The games are 100 days away, but smart marketers are already getting Olympic fever.
They include San Diego-based Pacific Sportswear Co. Inc., which is distributing Salt Lake City 2002 baseball caps.
Actually they’re caps with a twist. The twist is that the designs on the front light up.
Olympic lettering and symbols on the hats are accented with tiny, blinking lights.
Actually what glows is the ends of fiber optic strands. They carry light from a source concealed within the hat.
A 3-volt battery the size of a nickel powers the lights, which can blink for upwards of 60 hours. The battery is replaceable.
American Needle, Inc. has licensed rights to the Olympic symbol to Pacific Sportswear.
A companion item is a blinking cap that reads “USA All The Way.”
Company President Rich Soergel said he expects to get his first shipment of 10,000 hats in early November. They are en route from his supplier in China.
Soergel’s goal is to sell 50,000.
He’s hoping that people running in the nationwide torch relay will wear his product. The relay, where runners pass the Olympic flame along through most of the continental United States, takes place from December to February. It reaches San Diego in mid-January.
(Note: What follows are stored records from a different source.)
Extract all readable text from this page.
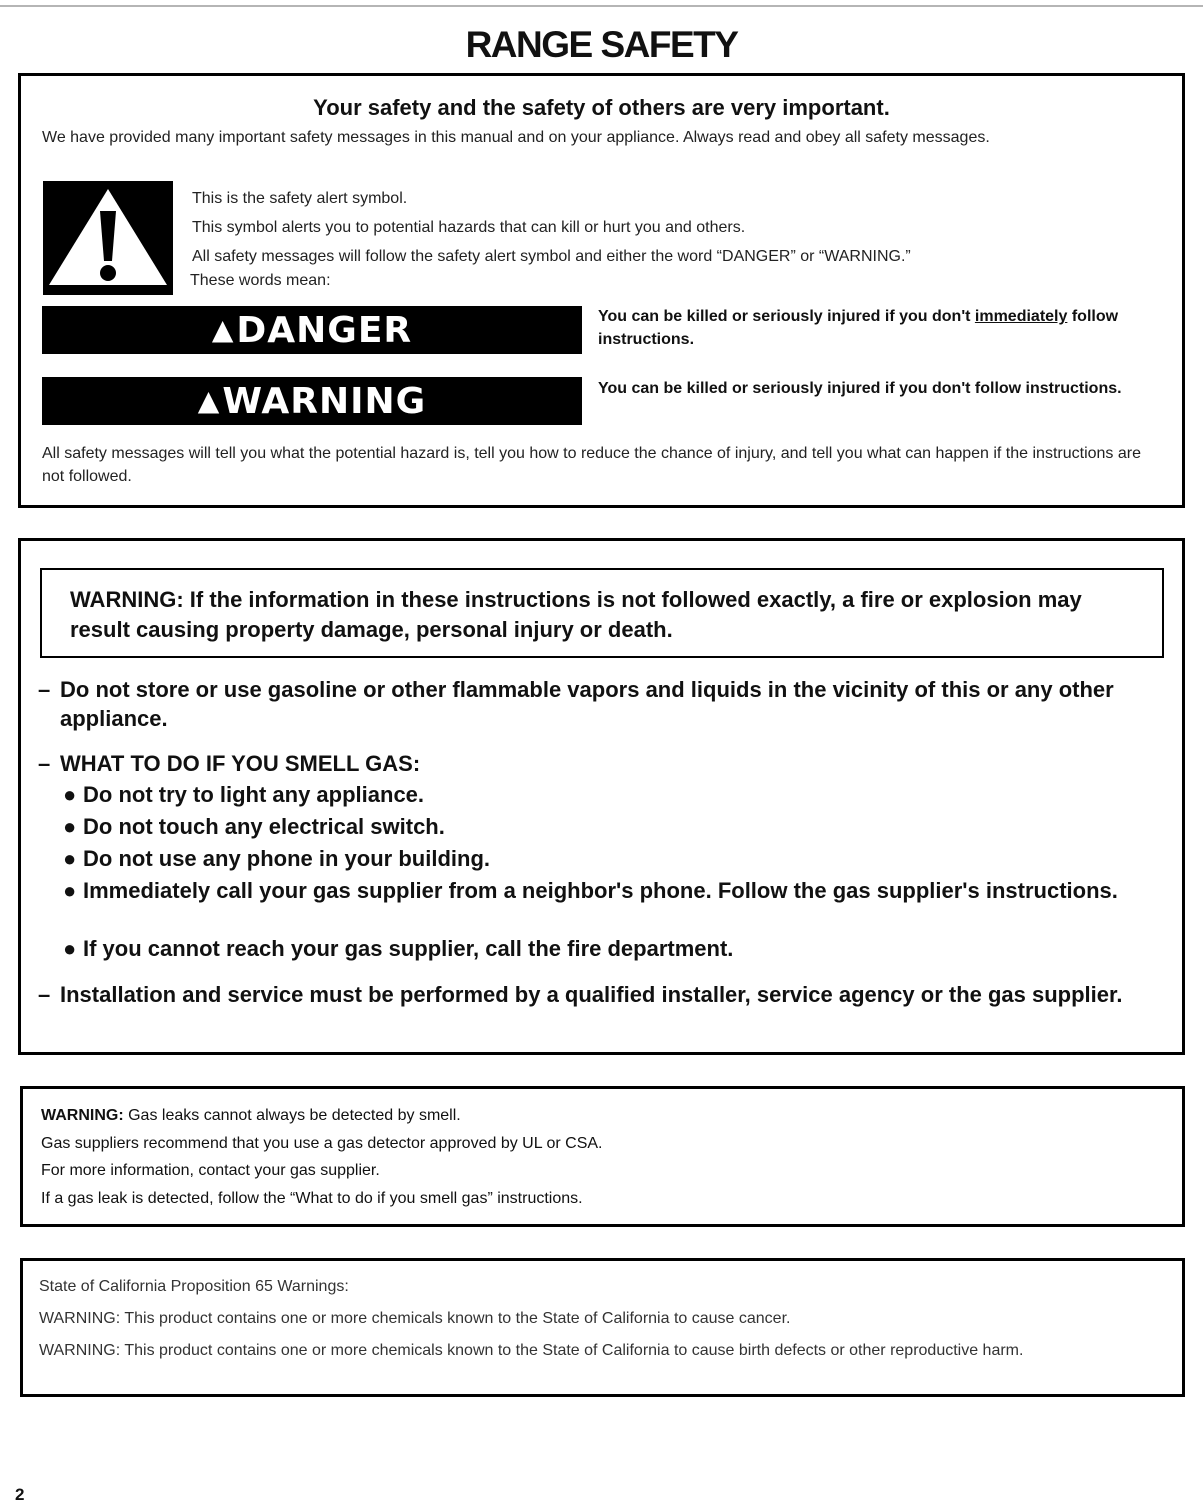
RANGE SAFETY
Your safety and the safety of others are very important.
We have provided many important safety messages in this manual and on your appliance. Always read and obey all safety messages.
This is the safety alert symbol.
This symbol alerts you to potential hazards that can kill or hurt you and others.
All safety messages will follow the safety alert symbol and either the word “DANGER” or “WARNING.”
These words mean:
▲DANGER	You can be killed or seriously injured if you don't immediately follow instructions.
▲WARNING	You can be killed or seriously injured if you don't follow instructions.
All safety messages will tell you what the potential hazard is, tell you how to reduce the chance of injury, and tell you what can happen if the instructions are not followed.
WARNING: If the information in these instructions is not followed exactly, a fire or explosion may result causing property damage, personal injury or death.
– Do not store or use gasoline or other flammable vapors and liquids in the vicinity of this or any other appliance.
– WHAT TO DO IF YOU SMELL GAS:
● Do not try to light any appliance.
● Do not touch any electrical switch.
● Do not use any phone in your building.
● Immediately call your gas supplier from a neighbor's phone. Follow the gas supplier's instructions.
● If you cannot reach your gas supplier, call the fire department.
– Installation and service must be performed by a qualified installer, service agency or the gas supplier.
WARNING: Gas leaks cannot always be detected by smell.
Gas suppliers recommend that you use a gas detector approved by UL or CSA.
For more information, contact your gas supplier.
If a gas leak is detected, follow the “What to do if you smell gas” instructions.
State of California Proposition 65 Warnings:
WARNING: This product contains one or more chemicals known to the State of California to cause cancer.
WARNING: This product contains one or more chemicals known to the State of California to cause birth defects or other reproductive harm.
2
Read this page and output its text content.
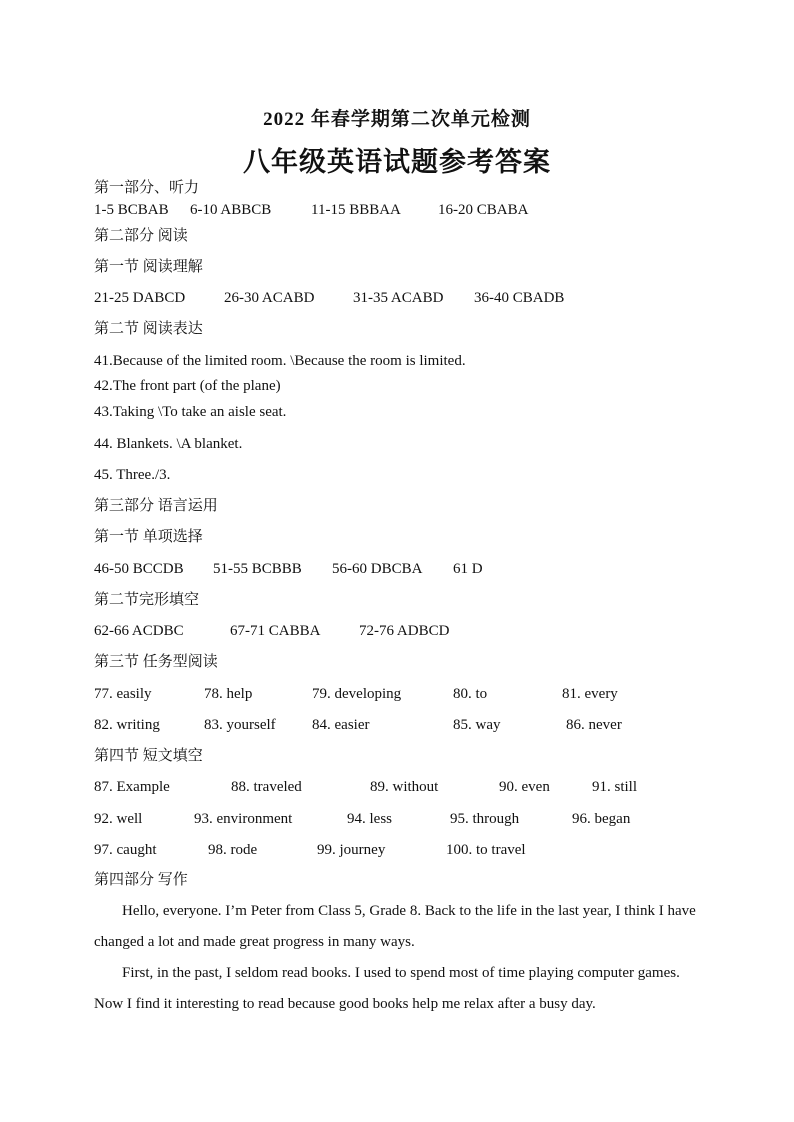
2022 年春学期第二次单元检测
八年级英语试题参考答案
第一部分、听力
1-5 BCBAB 6-10 ABBCB	11-15 BBBAA 16-20 CBABA
第二部分 阅读
第一节 阅读理解
21-25 DABCD	26-30 ACABD	31-35 ACABD 36-40 CBADB
第二节 阅读表达
41.Because of the limited room. \Because the room is limited.
42.The front part (of the plane)
43.Taking \To take an aisle seat.
44. Blankets. \A blanket.
45. Three./3.
第三部分 语言运用
第一节 单项选择
46-50 BCCDB 51-55 BCBBB 56-60 DBCBA 61 D
第二节完形填空
62-66 ACDBC	67-71 CABBA	72-76 ADBCD
第三节 任务型阅读
77. easily	78. help	79. developing	80. to	81. every
82. writing	83. yourself 84. easier	85. way	86. never
第四节 短文填空
87. Example	88. traveled	89. without	90. even	91. still
92. well	93. environment	94. less	95. through	96. began
97. caught	98. rode	99. journey	100. to travel
第四部分 写作
Hello, everyone. I’m Peter from Class 5, Grade 8. Back to the life in the last year, I think I have changed a lot and made great progress in many ways.
First, in the past, I seldom read books. I used to spend most of time playing computer games. Now I find it interesting to read because good books help me relax after a busy day.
Pacific Sportswear sells the hats for a wholesale price of $12.50 per unit, with a 24-piece minimum.
More information is on the company Web site at (www.fiberoptichats.com).
Pacific Sportswear wholesales other timely and topical merchandise, like a light-up pumpkin cap, a fur-trimmed Santa hat and a purple New Year’s cap.
There are also blinking “Top Gun” caps depicting fighter jets , a reminder of the Navy school that used to occupy Marine Corps Air Station Miramar. The company had ordered the caps for this year’s Miramar Air Show, which was then canceled. As of last week, the Web site was offering the caps in lots of 72 for “close to cost.”
Pacific Sportswear also sells car flags, patriotic lapel pins and patches, plus patches and hats paying tribute to New York City’s police and fire departments.